Bir daha hiç bir şey eskisi gibi olmadı.
Artık sadece İYİ ile KÖTÜnün savaşı var. Bunu hala idrak edememiş olan at
gözlüklülerle cahiller anlayana kadar da acıtacak gibi bu mücadele.
Okulda Tarih derslerine çalışırken, savaşların yıllarca sürmüş olması
garip gelirdi. Öyle uzun uzadıya sürmüş olmasını anlayamazdık. Şimdi tam
ortasında kalınca anlayabiliyoruz galiba... Hemen bitmiyor, çünkü bir fikir
için mücadele etmek çetin sınavlardan geçmeyi gerektiriyor. Hemen sonuç
vermeyen, sabrı acımasızca sınayan, can yakan, can verdiren, dünyanın beş para
etmeyen bir yer olduğunu hatırlatan ama aslında yaşamanın her şeye değeceği
çelişkisiyle insanı kandıran bir mücadele…
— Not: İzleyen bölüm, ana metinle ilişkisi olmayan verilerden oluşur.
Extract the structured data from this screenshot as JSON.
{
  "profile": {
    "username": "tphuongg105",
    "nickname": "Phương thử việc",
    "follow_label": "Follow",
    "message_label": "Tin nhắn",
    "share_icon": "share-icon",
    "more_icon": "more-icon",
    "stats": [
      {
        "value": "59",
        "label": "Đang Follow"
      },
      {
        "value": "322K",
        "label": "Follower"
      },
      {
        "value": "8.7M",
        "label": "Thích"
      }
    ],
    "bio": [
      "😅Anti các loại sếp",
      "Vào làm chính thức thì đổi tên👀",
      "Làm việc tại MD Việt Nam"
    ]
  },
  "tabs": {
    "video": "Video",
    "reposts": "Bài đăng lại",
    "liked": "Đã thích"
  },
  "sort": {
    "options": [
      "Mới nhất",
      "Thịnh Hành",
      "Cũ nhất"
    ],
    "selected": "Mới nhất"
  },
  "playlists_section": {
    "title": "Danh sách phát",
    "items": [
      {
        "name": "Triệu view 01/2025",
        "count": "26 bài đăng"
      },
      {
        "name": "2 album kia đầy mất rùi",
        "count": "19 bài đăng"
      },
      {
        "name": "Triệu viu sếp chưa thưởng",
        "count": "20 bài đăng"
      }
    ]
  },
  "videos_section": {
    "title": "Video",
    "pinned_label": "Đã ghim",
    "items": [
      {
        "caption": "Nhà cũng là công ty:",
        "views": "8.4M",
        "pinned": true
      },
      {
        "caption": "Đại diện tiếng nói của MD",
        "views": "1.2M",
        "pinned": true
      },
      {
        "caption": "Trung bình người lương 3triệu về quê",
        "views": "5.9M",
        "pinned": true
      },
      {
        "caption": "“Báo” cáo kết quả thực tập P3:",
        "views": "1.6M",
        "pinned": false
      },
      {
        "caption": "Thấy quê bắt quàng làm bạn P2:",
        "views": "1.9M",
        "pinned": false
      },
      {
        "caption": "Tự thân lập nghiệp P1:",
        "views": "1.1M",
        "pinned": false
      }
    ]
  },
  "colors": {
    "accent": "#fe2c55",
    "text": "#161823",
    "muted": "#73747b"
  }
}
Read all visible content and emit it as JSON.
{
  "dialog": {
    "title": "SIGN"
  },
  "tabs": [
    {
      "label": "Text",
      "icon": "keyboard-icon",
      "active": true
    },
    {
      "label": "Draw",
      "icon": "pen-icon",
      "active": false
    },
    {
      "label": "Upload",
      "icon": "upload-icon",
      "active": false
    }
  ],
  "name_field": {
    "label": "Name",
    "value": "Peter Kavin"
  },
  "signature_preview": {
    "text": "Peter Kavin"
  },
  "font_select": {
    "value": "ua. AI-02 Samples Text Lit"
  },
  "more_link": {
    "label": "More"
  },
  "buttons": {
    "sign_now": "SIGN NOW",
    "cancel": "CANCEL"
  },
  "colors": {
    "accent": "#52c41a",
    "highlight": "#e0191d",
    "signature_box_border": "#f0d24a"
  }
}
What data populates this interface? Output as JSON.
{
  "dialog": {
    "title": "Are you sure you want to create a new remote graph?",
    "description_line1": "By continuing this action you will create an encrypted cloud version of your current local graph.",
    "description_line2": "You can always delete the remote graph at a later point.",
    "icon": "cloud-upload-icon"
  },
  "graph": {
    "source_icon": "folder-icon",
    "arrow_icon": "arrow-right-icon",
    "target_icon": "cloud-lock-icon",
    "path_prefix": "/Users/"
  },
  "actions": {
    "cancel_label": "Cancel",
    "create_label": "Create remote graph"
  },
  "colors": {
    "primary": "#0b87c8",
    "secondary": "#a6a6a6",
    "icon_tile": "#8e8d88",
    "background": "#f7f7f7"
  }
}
“Onurluca yaşamak” veya “onurluca ölmek” arasındaki ince
çizginin hatırına can verdi güzelim çocuklar…
Gezinin ruhuna, fikirlere, aşka, inançlara ve birlikteliğe kurşun
işlemediğini bilerek ayaklarımızı basıyoruz şimdilik bizim olan topraklara.
İyiler çabuk göçer bu pis diyardan, diye bir masala sarılarak ayakta
durmaya çalışıyoruz hâlâ.
Bir yıldır bir tane normal güne uyanmayışımızı bir nedene bağlayıp hayata
tutunmaya çalışıyoruz.
Kalan sağlar bizim, bunu biliyoruz ama gidenlerin yarattığı öncülük
uğrunda can vermiş olmaları, daha çok hırs yarattı insanlarda…
Kalan sağlar için henüz yaşayacak bir yerimiz yok.
Dünya, kirletilmişliğiyle boğuyor bizi ama bir yıl önceki genç haykırış
sayesinde, karanlık ve dar koridorun sonunda bir ışık görebiliyoruz artık.